Builds a 2D affine matrix from roation.
float3x4 transform2d_scaling_f3x4(float4 scaling)

Builds a 2D affine matrix from scaling.
float4x4 transform3d_f4x4(float4 translation, float4 rotation_quaternion, float4 scaling)

Builds a 3D affine matrix from translation, rotation and scaling.
float4x4 transform3d_translation_f4x4(float4 translation)

Builds a 3D affine matrix from translation.
float4x4 transform3d_rotation_quaternion_f4x4(float4 quaternion)

Builds a 3D affine matrix from rotation represented by one quaternion.
float4x4 transform3d_rotation_x_f4x4(f32 rotation)

Builds a 3D affine matrix from rotation along X axis.
float4x4 transform3d_rotation_y_f4x4(f32 rotation)

Builds a 3D affine matrix from rotation along Y axis.
float4x4 transform3d_rotation_z_f4x4(f32 rotation)

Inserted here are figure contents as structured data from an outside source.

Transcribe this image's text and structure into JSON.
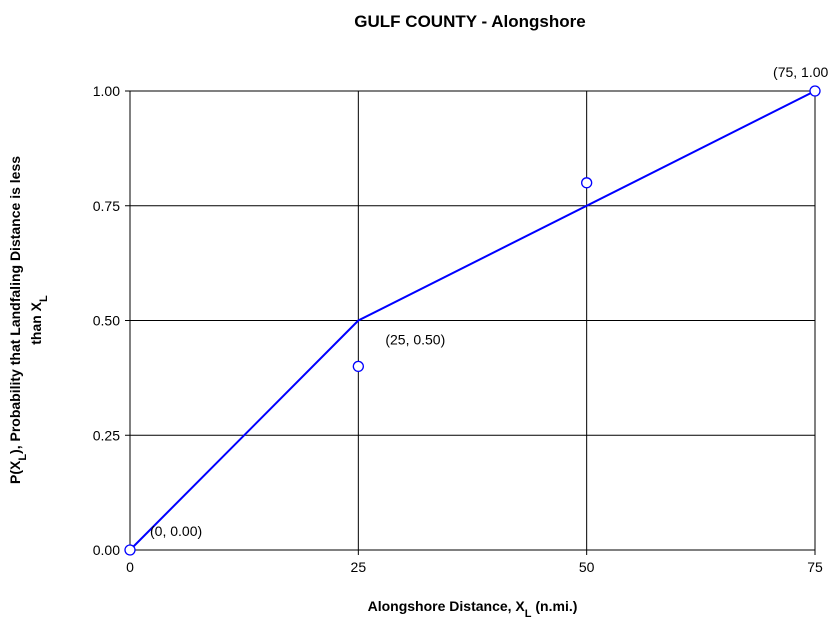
{
  "chart_data": {
    "type": "line",
    "title": "GULF  COUNTY - Alongshore",
    "xlabel": [
      "Alongshore Distance, X",
      "L",
      " (n.mi.)"
    ],
    "ylabel": [
      [
        "P(X",
        "L",
        "), Probability that Landfaling Distance is less"
      ],
      [
        "than X",
        "L"
      ]
    ],
    "series": [
      {
        "type": "line",
        "color": "#0000ff",
        "x": [
          0,
          25,
          75
        ],
        "values": [
          0,
          0.5,
          1.0
        ]
      },
      {
        "type": "scatter",
        "color": "#0000ff",
        "x": [
          0,
          25,
          50,
          75
        ],
        "values": [
          0,
          0.4,
          0.8,
          1.0
        ]
      }
    ],
    "annotations": [
      "(0, 0.00)",
      "(25, 0.50)",
      "(75, 1.00)"
    ],
    "xlim": [
      0,
      75
    ],
    "xticks": [
      0,
      25,
      50,
      75
    ],
    "ylim": [
      0,
      1
    ],
    "yticks": [
      {
        "value": 0,
        "label": "0.00"
      },
      {
        "value": 0.25,
        "label": "0.25"
      },
      {
        "value": 0.5,
        "label": "0.50"
      },
      {
        "value": 0.75,
        "label": "0.75"
      },
      {
        "value": 1,
        "label": "1.00"
      }
    ],
    "grid": true
  }
}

Builds a 3D affine matrix from rotation along Z axis.
float4x4 transform3d_rotation_normal_angle_f4x4(float4 normal, f32 angle)

Builds a 3D affine matrix from rotation represented by rotation axis and rotation angle.
float4x4 transform3d_rotation_euler_angles_f4x4(float4 pitch_yaw_roll)

Builds a 3D affine matrix from rotation represented by euler angles (pitch, yaw, roll).
float4x4 transform3d_scaling_f4x4(float4 scaling)

Builds a 3D affine matrix from scaling.
float4x4 transform3d_look_to_f4x4(float4 eye, float4 eyedir, float4 updir)

Creates one affine matrix that trnasforms points and directions in world space to view space. eyedir and updir must be normalized.